Grafton Sciences is building physical superintelligence through autonomous laboratories that learn through interaction, starting with disease and energy. The company aims to build the first system capable of true scientific discovery.
Requirements
- Fluency in PyTorch or JAX and production-grade Python engineering.
- Familiarity with Bayesian optimization, active learning, and uncertainty quantification.
- Experience deploying models that interact with real or simulated hardware.
- Work in agentic AI, robotics autonomy, computational chemistry, or materials ML.
- Contributions to open-source RL, optimization, or simulation frameworks are valued.
Responsibilities
- Design and train RL and optimization algorithms that guide physical experiments.
- Develop surrogate models and digital twins to accelerate experiment planning and control.
- Implement LoRA/QLoRA fine-tuning pipelines and model-evaluation harnesses.
- Integrate LLMs with retrieval and agentic frameworks (LangGraph or similar).
- Collaborate with software and robotics teams to close the loop between digital reasoning and physical actuation.

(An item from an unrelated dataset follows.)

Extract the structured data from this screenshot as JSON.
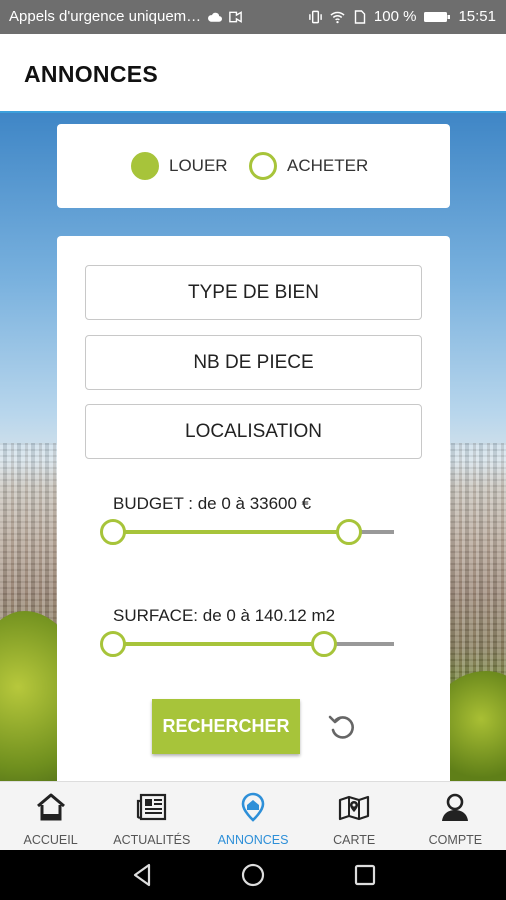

- Build systems that are transparent, auditable, and robust under real-world uncertainty.
Other
- MS/PhD in Computer Science, Applied Physics, or related discipline.
- 3 to 7+ years in applied ML, reinforcement learning, or scientific machine learning.
- A temperament suited to early-stage environments: relentless follow-through, intellectual curiosity, and calm in ambiguity.
- Candidates must demonstrate clear evidence of systems-level thinking and executional excellence; formal technical degrees do not impact evaluation.
- We’re looking for people who thrive in demanding environments — researchers and engineers who could work anywhere but want to work on something that actually changes the pace of scientific discovery.